= Mixed Service Organisation =

Civilian arm of the British Army of the Rhine

The Mixed Service Organisation (MSO) was a civilian arm of the British Army of the Rhine (BAOR) which employed displaced persons as drivers, clerks, mechanics and guards. Originally formed as Watchman and labour units in the immediate aftermath of the Second World War the MSO employed citizens of Eastern European nations occupied by the Soviets. These former prisoners of war, concentration camp inmates and forced labourers were left in western sectors of occupied Germany at the end of the war and chose not to return to their countries of origin. Whilst some displaced persons only worked with the organisation for a short time others stayed until retirement age. The MSO was organised in a structure similar to British Colonial Units, with a British Commanding Officer and senior Non-commissioned officers operating over a 'native' officer and NCO structure. Whilst the Transport Service was disbanded in the late 1980s the MSO Guard and Labour Services continued into the 1990s using guest labour from Turkey, Pakistan and other Non-EU Countries. There was also a contingency of ex British soldiers, most of whom were married to German girls, unemployed northern English men from Liverpool and Manchester a Scot as well as a sole French foreign legionnaire prior to its disbandment.

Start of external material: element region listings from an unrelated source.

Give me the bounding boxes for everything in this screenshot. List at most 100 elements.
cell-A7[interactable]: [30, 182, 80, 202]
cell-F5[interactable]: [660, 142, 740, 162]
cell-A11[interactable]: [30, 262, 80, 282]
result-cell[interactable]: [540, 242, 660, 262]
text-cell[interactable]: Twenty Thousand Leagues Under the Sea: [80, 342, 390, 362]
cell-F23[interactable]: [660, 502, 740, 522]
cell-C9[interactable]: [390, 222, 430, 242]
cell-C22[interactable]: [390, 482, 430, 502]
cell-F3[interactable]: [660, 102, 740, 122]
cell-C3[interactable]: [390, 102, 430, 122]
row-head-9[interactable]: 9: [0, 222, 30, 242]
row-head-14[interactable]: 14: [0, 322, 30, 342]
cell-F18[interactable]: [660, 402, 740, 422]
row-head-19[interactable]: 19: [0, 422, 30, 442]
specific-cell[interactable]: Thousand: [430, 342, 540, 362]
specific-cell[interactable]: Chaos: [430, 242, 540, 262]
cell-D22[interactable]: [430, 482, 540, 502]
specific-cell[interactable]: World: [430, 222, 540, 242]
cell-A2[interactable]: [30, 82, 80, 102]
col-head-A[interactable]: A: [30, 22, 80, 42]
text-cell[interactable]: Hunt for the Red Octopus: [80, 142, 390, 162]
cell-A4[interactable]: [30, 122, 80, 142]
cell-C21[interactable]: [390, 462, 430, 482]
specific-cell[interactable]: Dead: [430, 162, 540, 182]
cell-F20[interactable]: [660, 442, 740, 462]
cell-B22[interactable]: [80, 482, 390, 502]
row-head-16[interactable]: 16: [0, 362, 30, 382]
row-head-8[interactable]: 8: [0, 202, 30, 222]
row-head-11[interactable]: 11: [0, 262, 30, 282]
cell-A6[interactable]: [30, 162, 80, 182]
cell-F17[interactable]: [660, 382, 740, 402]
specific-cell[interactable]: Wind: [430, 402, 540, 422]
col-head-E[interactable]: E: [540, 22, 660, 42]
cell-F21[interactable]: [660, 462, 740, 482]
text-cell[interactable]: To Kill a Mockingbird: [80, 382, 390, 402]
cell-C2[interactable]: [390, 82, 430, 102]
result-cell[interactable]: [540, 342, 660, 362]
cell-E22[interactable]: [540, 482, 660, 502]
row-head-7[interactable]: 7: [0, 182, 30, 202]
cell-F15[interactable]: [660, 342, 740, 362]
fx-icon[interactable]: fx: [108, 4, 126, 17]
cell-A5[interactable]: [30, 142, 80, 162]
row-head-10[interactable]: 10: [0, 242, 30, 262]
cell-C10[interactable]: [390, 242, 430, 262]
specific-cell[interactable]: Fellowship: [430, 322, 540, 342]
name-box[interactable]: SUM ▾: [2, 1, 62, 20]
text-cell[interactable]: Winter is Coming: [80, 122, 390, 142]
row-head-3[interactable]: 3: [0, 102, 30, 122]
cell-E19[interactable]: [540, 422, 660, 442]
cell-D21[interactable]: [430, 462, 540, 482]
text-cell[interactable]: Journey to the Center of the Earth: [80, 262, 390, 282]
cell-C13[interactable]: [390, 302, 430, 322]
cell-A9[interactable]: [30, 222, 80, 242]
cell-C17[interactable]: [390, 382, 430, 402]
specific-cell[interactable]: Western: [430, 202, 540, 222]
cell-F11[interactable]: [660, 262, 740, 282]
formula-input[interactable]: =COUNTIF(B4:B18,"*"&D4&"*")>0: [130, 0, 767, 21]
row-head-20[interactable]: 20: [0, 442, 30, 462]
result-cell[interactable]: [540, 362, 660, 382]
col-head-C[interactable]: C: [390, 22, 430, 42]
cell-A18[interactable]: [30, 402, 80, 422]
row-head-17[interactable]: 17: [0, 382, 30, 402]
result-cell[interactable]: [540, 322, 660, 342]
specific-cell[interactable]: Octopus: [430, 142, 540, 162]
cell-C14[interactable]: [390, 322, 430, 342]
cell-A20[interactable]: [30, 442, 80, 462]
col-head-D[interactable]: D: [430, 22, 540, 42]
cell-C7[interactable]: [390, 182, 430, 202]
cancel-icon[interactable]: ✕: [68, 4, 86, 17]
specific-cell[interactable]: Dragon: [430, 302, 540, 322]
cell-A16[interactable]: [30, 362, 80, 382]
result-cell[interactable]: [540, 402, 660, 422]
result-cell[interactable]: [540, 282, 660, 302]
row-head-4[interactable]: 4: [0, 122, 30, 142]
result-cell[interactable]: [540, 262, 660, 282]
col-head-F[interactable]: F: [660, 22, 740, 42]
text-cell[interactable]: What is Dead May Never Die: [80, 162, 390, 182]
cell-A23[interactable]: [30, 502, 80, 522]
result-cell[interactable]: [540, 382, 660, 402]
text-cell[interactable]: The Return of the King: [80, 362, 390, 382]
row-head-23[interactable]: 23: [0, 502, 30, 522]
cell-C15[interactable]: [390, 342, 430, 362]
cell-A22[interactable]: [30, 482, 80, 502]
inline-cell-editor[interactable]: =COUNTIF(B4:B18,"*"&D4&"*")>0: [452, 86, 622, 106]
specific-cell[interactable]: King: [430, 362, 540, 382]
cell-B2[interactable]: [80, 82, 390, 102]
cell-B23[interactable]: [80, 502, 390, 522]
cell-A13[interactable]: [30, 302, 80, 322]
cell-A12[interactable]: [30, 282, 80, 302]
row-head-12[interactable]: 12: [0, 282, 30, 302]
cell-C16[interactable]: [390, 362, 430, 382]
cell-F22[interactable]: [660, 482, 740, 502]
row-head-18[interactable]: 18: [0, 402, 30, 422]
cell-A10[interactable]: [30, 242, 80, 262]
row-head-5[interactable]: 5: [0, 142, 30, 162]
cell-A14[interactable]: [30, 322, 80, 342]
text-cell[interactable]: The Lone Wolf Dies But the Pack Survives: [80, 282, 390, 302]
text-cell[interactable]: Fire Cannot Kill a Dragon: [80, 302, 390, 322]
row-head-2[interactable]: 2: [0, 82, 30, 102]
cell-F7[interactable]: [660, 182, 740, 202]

Members of the MSO were known affectionately as "Mojos" by British servicemen.

== Composition ==
The MSO was divided into several specialist services:

MSO Armed Guard Service, guarding army installations (wore navy blue Battle Dress uniforms and armed with obsolete .303 calibre Lee–Enfield rifles)

MSO Dog Handlers, guarding army installations.

MSO Labour Service, providing manual labour, controlled by the Royal Pioneer Corps.

MSO Transport Service, driving 4 and 10 ton lorries, coaches and tank transporters, controlled by the Royal Army Service Corps then the Royal Corps of Transport.